# Xp rechner kann nicht auf andere Rechner zugreifen



## partisan (30. Dezember 2003)

Woran liegt es das ein XP Rechner über \\ip\ nicht auf einen anderen Rechner der ueber Netzwerk verbunden ist zugreifen kann?
Das Problem trat aber nur bei einem XP Rechner aus dem ganzen Lan. Liegt es vielleicht daran dass der eine Rechner die deutsche und der andere die englische version installiert hat?
Also beim Versuch zum connecten wird immer nach Benutzername und Passwort gefragt, obwohl Gastbenutzer aktiviert ist und jeweils "guest" und "gast" ausprbiert wurde.
Zudem konnten auch andere Rechner mit deutschen Version auf die englischen (XP und 2000)  zugreifen.


----------



## nightdancer (8. Januar 2004)

hast du 'einfache dateifreigabe' (bin mir beim namen jetzt ned 100%ig sicher) abgeschalten?


----------



## tuxracer (8. Januar 2004)

@Partisan

das mit dem XP und Netzwerk hab ich auch noch nicht so ganz rausgefunden.
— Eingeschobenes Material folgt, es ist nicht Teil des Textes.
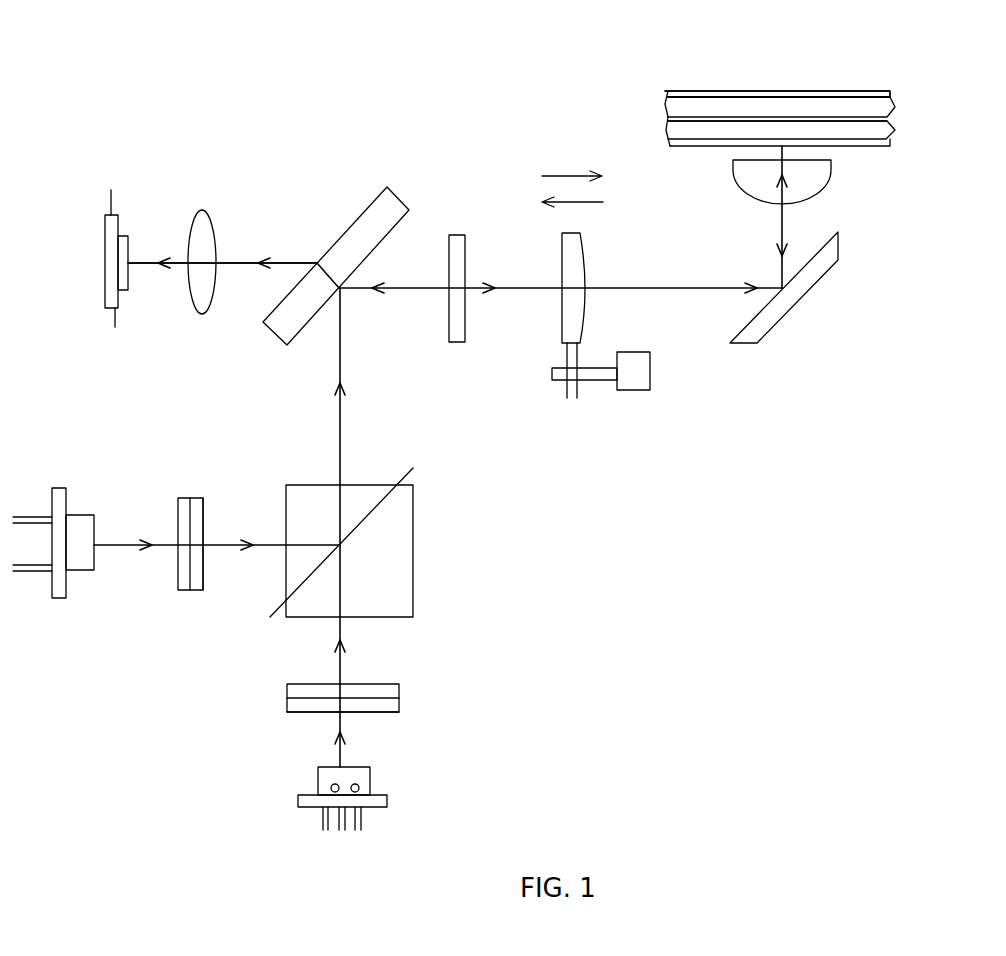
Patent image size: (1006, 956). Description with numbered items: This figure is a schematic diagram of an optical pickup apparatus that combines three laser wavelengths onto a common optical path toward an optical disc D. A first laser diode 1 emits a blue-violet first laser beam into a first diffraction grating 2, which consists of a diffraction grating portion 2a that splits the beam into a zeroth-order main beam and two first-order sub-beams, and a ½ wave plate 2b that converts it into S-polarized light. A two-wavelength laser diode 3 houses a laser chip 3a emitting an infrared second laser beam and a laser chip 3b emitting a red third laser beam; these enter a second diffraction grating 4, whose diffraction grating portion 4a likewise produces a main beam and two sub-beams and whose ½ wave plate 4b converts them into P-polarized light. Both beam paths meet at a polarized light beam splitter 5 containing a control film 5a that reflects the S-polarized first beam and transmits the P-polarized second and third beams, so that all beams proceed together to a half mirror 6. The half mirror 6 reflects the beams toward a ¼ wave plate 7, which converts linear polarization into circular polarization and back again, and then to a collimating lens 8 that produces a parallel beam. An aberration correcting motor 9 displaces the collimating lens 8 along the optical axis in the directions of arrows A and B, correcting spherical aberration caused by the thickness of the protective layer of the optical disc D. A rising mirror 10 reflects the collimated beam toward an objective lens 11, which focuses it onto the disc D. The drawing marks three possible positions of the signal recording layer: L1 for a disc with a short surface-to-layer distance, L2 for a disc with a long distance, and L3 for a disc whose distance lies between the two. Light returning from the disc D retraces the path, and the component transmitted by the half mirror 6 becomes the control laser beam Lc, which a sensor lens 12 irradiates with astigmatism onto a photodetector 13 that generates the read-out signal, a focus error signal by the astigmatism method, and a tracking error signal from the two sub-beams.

The first laser diode 1 is at (76, 570).
The first diffraction grating 2 is at (190, 497).
The diffraction grating portion 2a is at (182, 590).
The ½ wave plate 2b is at (193, 590).
The two-wavelength laser diode 3 is at (370, 780).
The laser chip 3a is at (359, 792).
The laser chip 3b is at (330, 787).
The second diffraction grating 4 is at (399, 692).
The diffraction grating portion 4a is at (287, 708).
The ½ wave plate 4b is at (287, 688).
The polarized light beam splitter 5 is at (408, 562).
The control film 5a is at (382, 502).
The half mirror 6 is at (382, 195).
The ¼ wave plate 7 is at (457, 245).
The collimating lens 8 is at (573, 250).
The aberration correcting motor 9 is at (635, 382).
The rising mirror 10 is at (813, 270).
The objective lens 11 is at (813, 178).
The sensor lens 12 is at (200, 215).
The photodetector 13 is at (107, 255).
The arrow A is at (582, 177).
The arrow B is at (559, 203).
The optical disc D is at (665, 102).
The position of the signal recording layer L1 is at (878, 128).
The position of the signal recording layer L2 is at (882, 92).
The location of the signal recording layer L3 is at (875, 115).
The control laser beam Lc is at (245, 262).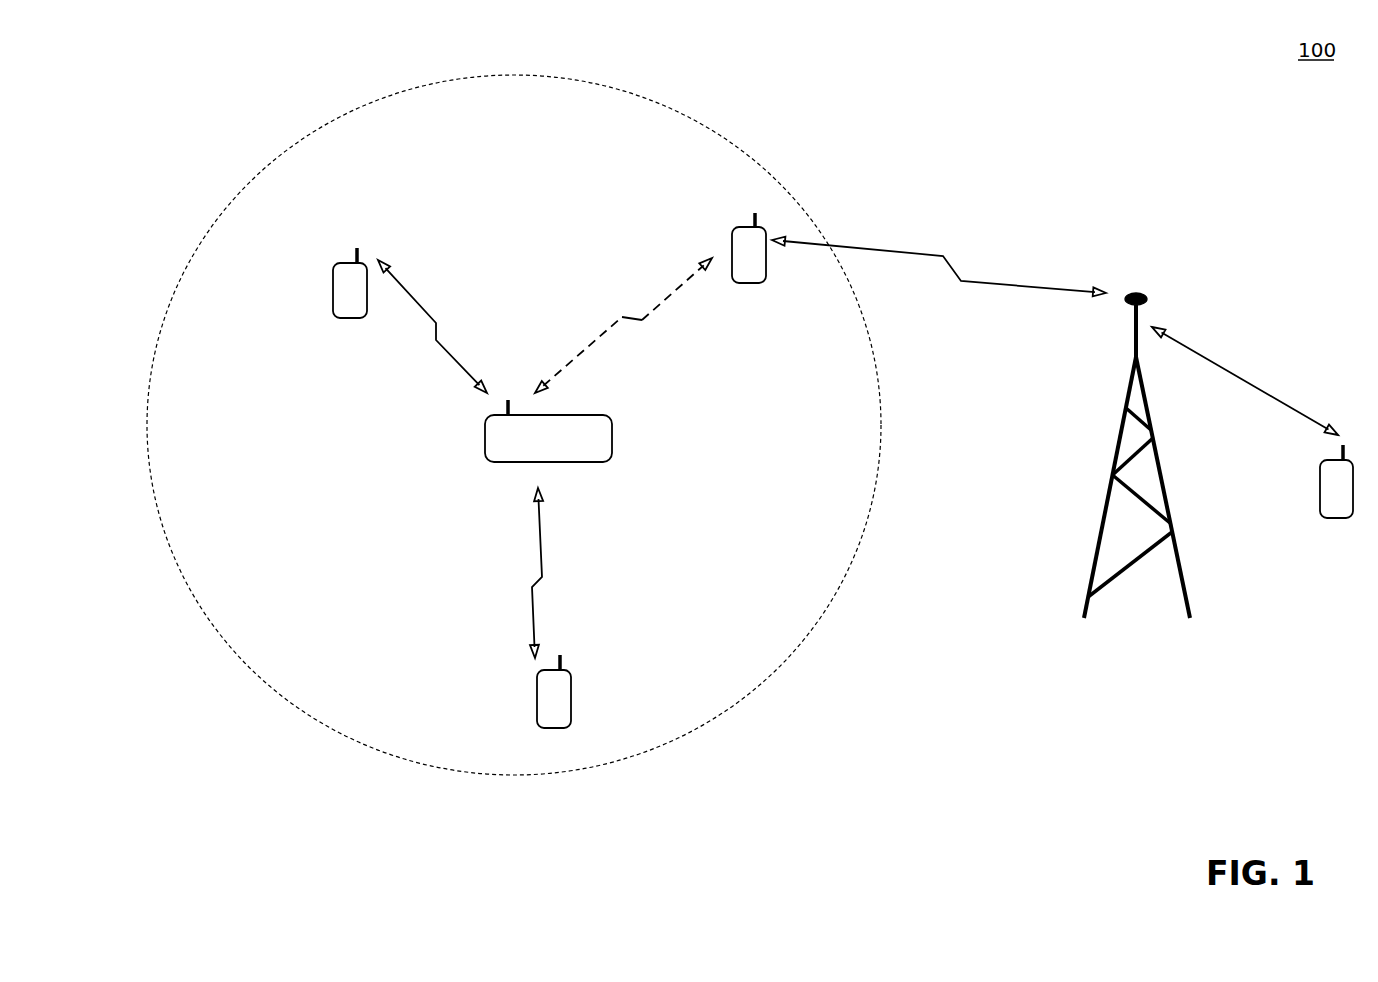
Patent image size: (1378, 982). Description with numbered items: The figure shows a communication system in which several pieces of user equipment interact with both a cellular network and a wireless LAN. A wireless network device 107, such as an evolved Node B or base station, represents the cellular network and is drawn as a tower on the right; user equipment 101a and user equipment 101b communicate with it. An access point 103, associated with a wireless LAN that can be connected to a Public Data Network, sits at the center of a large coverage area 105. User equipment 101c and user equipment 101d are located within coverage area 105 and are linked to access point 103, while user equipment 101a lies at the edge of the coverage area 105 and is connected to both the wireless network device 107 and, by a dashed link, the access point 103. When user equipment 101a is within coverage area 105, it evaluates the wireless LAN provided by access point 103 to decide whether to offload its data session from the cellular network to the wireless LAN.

The user equipment 101a is at (732, 240).
The user equipment 101b is at (1320, 475).
The user equipment 101c is at (333, 278).
The user equipment 101d is at (537, 683).
The access point 103 is at (485, 443).
The coverage area 105 is at (365, 99).
The wireless network device 107 is at (1127, 335).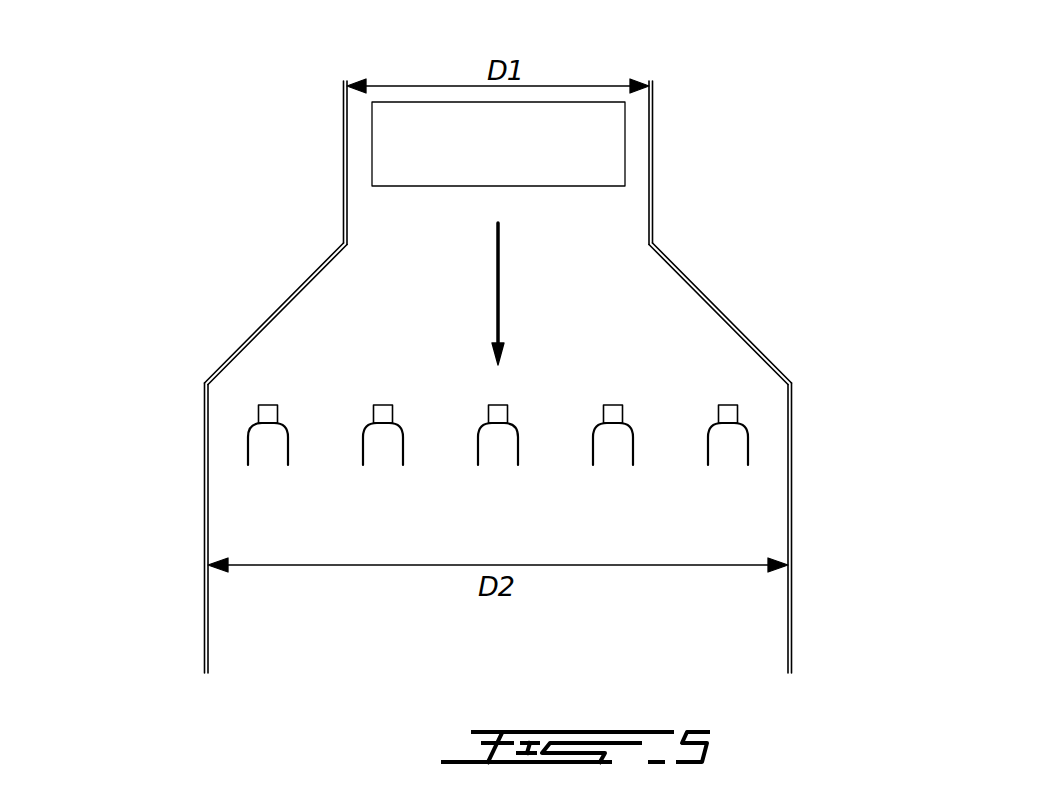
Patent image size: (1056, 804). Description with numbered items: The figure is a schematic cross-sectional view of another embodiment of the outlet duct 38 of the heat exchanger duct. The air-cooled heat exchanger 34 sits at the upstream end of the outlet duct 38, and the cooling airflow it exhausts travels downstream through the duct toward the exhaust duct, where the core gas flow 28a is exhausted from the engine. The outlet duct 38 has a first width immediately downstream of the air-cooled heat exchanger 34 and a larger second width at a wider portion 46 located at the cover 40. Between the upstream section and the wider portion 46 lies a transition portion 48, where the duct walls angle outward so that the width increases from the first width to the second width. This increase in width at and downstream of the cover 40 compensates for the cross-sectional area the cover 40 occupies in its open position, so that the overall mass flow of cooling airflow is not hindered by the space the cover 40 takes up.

The air-cooled heat exchanger 34 is at (362, 142).
The core gas flow 28a is at (496, 281).
The outlet duct 38 is at (617, 377).
The cover 40 is at (680, 445).
The wider portion 46 is at (793, 529).
The transition portion 48 is at (666, 255).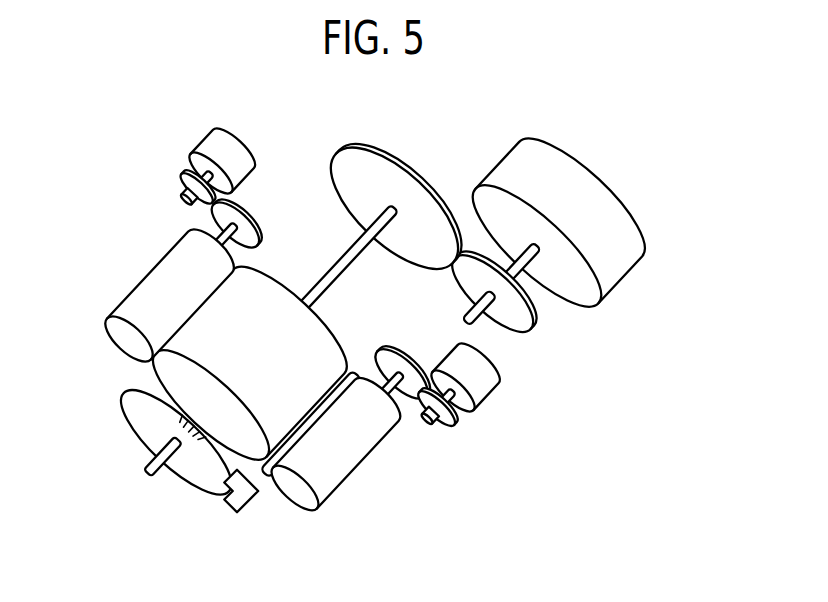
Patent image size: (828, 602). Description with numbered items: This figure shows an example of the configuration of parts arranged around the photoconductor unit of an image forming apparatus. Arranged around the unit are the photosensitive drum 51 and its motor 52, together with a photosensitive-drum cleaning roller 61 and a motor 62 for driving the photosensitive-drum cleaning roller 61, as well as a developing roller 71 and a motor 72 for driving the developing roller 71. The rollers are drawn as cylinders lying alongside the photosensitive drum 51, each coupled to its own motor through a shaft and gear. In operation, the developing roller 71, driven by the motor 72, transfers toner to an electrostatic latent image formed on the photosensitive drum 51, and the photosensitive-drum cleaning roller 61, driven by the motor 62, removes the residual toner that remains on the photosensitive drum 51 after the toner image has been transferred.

The photosensitive drum 51 is at (153, 386).
The motor 52 is at (582, 168).
The photosensitive-drum cleaning roller 61 is at (156, 268).
The motor 62 is at (234, 145).
The developing roller 71 is at (356, 458).
The motor 72 is at (490, 390).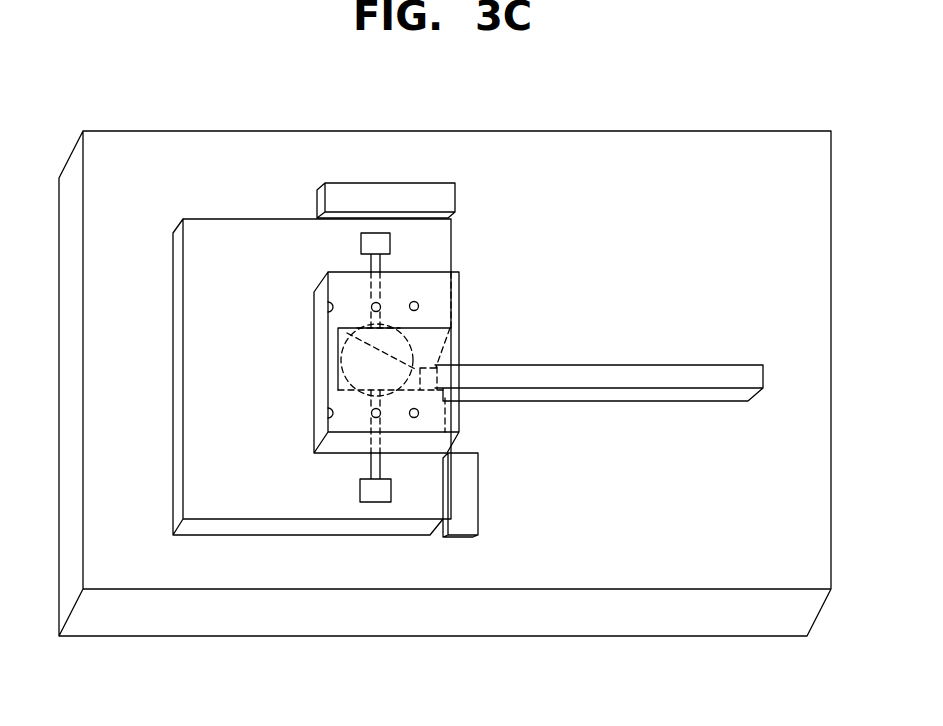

Aber was ich ganz sicher weiss, ist folgendes.


Wenn Du nen Benutzer und dazu passendes Passwort des Zielrechners eingibst, da wo diese Abfrage kommt, dann sollte er dich zugreiffen lassen.

Das mit dem Gastkonto, hab ich noch nicht raus wie das gehen soll.


----------



## nightdancer (8. Januar 2004)

mit dem gast-konto schauts so aus (bei mir wars jedenfalls so):

in den sicherheitsrichtlinien war für den gast-benutzer die netzwerkanmeldung deaktiviert. scheint jedoch nur so zu sein, wenn man die einfache freigabe abschaltet.

wo genau man die sicherheitsrichtlinie ändert, weiß ich ned auswendig, werd daheim mal nachschaun. sollte aber über die hilfe zu finden sein.


----------



## Mythos007 (8. Januar 2004)

Xp home oder Xp professional?


----------



## zyclop (30. Dezember 2005)

Haben die Computer Passwörter also z.B. Adminpws. Ich hatte mehrmals das Problem das es nicht funzte bis ich drauf kam das er ein PW braucht. Probier mal...vieleicht klappt es ja.


----------